Economists have spent the past week arguing about why 720,000 people walked away from the labor force in a single month. Laura Ullrich, director of economics at Indeed Hiring Lab and a former Richmond Fed economist, says that rather than treating June’s slide to a 61.5% labor force participation rate—the lowest reading outside the pandemic since 1976—as a story about discouraged workers giving up, it’s actually about supply: There simply aren’t enough workers left to fill the jobs employers have.
“Historically, you’ve been able to look at jobs numbers like what came out on Friday and say, ‘okay, there was a decline in leisure and hospitality. Well, that means there’s less demand for those workers,'” Ullrich told Fortune. “But I think now, and more commonly as we go forward, it actually could be labor supply driving some of that.

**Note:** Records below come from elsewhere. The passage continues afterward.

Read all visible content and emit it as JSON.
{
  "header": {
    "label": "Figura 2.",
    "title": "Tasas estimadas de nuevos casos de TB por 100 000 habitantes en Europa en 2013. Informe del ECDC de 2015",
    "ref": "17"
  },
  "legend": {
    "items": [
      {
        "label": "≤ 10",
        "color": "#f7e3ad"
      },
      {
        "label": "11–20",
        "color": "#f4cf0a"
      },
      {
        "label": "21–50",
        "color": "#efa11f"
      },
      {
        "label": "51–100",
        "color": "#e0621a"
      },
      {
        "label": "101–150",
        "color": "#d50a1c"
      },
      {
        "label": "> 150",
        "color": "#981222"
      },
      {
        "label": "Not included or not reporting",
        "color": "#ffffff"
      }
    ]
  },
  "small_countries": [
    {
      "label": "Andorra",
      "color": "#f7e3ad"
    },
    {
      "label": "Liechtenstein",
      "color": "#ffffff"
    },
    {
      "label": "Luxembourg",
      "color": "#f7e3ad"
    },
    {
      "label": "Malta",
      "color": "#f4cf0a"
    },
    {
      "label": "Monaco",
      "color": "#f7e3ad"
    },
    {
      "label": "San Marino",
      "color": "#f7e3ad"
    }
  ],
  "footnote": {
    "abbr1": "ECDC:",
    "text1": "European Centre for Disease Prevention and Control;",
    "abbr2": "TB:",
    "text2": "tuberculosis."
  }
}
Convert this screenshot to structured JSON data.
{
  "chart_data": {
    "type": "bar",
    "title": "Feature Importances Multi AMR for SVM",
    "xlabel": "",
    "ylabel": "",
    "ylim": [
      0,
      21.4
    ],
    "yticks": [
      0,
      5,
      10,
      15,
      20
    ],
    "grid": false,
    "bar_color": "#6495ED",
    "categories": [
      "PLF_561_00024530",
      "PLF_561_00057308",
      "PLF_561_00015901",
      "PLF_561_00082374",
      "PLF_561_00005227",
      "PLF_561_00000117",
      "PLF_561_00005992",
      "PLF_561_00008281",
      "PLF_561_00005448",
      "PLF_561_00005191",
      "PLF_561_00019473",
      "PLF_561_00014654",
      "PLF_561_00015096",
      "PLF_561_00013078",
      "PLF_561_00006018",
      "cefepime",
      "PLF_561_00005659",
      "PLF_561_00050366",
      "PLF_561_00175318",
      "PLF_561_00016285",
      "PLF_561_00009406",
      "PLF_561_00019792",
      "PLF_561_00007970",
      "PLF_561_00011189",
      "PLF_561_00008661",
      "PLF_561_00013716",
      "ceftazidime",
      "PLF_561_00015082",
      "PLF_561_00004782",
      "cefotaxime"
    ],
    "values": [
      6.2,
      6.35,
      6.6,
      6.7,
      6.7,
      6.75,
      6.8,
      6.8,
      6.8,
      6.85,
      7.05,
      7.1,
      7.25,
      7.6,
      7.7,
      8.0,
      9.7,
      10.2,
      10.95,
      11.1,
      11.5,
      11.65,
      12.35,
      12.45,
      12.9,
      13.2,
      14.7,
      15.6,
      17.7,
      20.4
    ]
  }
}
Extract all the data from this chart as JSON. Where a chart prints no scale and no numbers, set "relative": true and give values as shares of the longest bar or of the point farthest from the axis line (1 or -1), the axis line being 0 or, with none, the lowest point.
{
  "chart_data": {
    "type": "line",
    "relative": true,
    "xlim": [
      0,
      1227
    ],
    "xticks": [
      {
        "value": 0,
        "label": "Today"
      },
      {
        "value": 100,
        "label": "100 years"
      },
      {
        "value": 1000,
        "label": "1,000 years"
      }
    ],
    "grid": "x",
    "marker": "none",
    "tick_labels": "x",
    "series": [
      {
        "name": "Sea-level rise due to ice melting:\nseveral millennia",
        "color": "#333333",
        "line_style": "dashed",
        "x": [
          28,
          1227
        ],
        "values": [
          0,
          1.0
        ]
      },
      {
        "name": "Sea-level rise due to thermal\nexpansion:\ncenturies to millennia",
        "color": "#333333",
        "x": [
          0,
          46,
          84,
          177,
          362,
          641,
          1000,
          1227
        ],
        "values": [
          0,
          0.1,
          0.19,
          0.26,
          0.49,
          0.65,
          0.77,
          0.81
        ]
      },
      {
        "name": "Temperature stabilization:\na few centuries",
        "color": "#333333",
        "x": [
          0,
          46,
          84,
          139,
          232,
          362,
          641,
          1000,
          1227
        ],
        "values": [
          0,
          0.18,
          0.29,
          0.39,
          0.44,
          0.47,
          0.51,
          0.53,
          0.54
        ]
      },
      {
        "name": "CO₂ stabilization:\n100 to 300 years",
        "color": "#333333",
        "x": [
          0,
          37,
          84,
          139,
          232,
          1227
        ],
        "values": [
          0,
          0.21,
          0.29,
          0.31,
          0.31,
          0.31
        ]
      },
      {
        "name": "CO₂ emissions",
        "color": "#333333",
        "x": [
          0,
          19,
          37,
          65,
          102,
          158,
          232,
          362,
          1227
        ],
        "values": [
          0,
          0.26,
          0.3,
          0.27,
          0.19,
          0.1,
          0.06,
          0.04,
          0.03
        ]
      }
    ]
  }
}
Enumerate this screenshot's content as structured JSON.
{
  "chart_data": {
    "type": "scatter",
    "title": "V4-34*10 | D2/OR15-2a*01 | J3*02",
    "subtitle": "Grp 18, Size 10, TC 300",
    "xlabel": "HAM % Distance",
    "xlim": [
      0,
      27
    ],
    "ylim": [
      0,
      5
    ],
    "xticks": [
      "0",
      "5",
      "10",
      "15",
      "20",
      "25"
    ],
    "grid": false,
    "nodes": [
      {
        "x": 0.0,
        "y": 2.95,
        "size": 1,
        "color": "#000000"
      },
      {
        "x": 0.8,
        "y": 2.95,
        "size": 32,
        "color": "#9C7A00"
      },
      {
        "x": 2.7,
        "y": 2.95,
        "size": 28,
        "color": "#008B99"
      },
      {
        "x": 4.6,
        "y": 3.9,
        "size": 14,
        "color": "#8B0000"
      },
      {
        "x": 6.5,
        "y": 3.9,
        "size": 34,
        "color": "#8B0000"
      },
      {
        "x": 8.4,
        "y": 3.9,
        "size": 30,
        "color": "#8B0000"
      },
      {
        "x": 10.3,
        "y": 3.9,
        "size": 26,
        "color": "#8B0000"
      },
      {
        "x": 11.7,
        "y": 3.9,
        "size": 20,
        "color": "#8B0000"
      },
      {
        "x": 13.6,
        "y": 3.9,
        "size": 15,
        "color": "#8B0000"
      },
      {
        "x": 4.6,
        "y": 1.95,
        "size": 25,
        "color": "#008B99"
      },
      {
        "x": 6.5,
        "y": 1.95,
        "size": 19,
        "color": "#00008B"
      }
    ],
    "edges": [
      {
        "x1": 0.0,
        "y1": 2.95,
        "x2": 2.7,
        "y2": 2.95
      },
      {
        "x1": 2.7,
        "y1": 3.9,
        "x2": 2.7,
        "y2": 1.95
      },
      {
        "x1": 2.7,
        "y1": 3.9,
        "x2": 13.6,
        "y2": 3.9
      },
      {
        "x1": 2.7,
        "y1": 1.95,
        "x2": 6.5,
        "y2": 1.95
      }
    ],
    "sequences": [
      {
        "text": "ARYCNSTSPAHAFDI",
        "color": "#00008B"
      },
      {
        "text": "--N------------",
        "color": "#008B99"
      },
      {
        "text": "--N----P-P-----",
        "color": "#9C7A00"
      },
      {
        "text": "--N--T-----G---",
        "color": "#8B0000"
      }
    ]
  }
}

There are two reasons why you might not add jobs in a month: One is there’s no demand for workers, the other is there is demand, but there’s not enough supply.”
A shrinking economy in the works
Ullrich co-authored a May report from Indeed Hiring Lab, “The Great Mismatch: How a Shrinking Workforce, AI, and Labor Reallocation Will Define the Next 15 Years,” projecting the labor force would begin shrinking in 2026. The finding was particularly driven by a combination of immigration policy changes and what Ullrich calls “the demographic cliff”—the accelerating retirement of the baby boomer generation. The report estimates the labor force will decline by roughly 3.7%, or 5.9 million workers, between 2025 and 2032, before partially recovering. It also projects the aggregate unemployment rate could climb by 0.5 to 3.5 percentage points by 2040, to nearly 8% in the more severe scenario.